Mi madre y mi padre eran novios, llevaban ya algún tiempo juntos cuando se quedaron embarazados. Una vez encontré las cartas que mi padre le había enviado mientras hacía la «mili». Las tenían en un cajón del ropero de su dormitorio, escondidas bajo un montón de fulares horteras de los años ochenta. Allí estaban sus declaraciones de amor para la posteridad. Todo parecía ir bien, mi madre esperó hasta que volvió mi padre y entonces ocurrió el accidente, es decir, yo. Mi madre tenía diecinueve años, y mi padre, veintiuno. Parece ser que el hecho de que me concibieran fue algo traumático en la casa de los De la Cueva Delgado, hasta que yo nací. Cuando me vieron la carita rechoncha y el pelaje negro azabache, las aguas se calmaron, pero hasta entonces, todo habían sido reproches y renuncias, como en las obras de Lorca.

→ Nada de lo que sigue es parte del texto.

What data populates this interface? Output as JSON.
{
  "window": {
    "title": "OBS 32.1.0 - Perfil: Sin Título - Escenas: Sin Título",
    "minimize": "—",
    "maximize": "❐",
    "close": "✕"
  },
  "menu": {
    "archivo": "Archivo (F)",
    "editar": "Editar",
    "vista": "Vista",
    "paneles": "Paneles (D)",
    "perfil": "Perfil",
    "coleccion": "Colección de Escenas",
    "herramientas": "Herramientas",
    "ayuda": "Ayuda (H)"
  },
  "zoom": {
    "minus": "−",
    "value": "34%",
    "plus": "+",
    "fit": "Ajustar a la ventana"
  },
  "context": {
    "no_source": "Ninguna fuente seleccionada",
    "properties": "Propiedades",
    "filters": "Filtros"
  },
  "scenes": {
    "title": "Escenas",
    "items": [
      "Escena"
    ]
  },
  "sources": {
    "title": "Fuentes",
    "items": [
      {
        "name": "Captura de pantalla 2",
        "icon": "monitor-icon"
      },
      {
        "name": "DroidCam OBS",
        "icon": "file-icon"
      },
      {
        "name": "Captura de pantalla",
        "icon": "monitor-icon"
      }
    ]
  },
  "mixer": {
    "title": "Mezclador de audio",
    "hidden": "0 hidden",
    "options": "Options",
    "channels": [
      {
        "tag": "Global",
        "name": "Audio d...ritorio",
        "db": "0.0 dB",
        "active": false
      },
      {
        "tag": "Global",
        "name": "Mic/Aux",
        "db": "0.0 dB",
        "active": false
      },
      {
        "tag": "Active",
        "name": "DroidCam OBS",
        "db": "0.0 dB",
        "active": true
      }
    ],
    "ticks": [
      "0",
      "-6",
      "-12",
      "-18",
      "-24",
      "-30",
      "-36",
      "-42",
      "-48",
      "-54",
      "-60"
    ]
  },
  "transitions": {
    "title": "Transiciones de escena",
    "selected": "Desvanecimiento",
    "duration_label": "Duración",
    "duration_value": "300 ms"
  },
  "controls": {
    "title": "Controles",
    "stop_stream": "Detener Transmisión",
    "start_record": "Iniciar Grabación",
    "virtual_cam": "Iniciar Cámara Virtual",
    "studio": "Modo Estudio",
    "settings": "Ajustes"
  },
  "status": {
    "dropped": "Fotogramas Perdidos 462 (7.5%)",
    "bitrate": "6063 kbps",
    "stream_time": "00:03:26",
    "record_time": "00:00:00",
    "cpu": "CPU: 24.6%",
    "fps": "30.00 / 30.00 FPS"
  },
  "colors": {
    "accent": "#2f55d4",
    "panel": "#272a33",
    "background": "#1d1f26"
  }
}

Mi madre quería ser enfermera, pero mi abuela dijo que «nanai», que si iba a ser madre, para qué quería estudiar. Y tuvo que renunciar. Cuando le pregunto a mi madre por qué no intentó pelear por su sueño de ir a la universidad, me dice que se sentía culpable, atada. Pero siento que una parte de ella se arrepiente y me dice que tenía que haber seguido estudiando y que, si lo hubiera hecho, ahora tendría una profesión.

Mi abuela siguió regañándola toda su vida, seguía viéndola como su hija pequeña, la que se juntó con un muchacho pobre de La Rinconada —mi padre— y echó a perder su vida. A pesar de todo, los casaron un 4 de agosto de 1985, y sin velo pero por la iglesia. Y seis meses después, allí estaba yo, con mi vida prematura y mi pelazo negro. Parece ser que durante algún tiempo fui algo así como la reina de la casa: la primera nieta, la primera sobrina, la primera niña de la calle. Pero el pelazo duró lo que tardaron en arrancarme de los brazos de mi madre, justo después de nacer. Mi madre se emociona contándome el disgusto que tuvo cuando fue a verme a la incubadora y no me reconoció porque me habían rapado la cabeza. La historia de lo horrorosa que estaba sin pelo forma parte de la tradición familiar.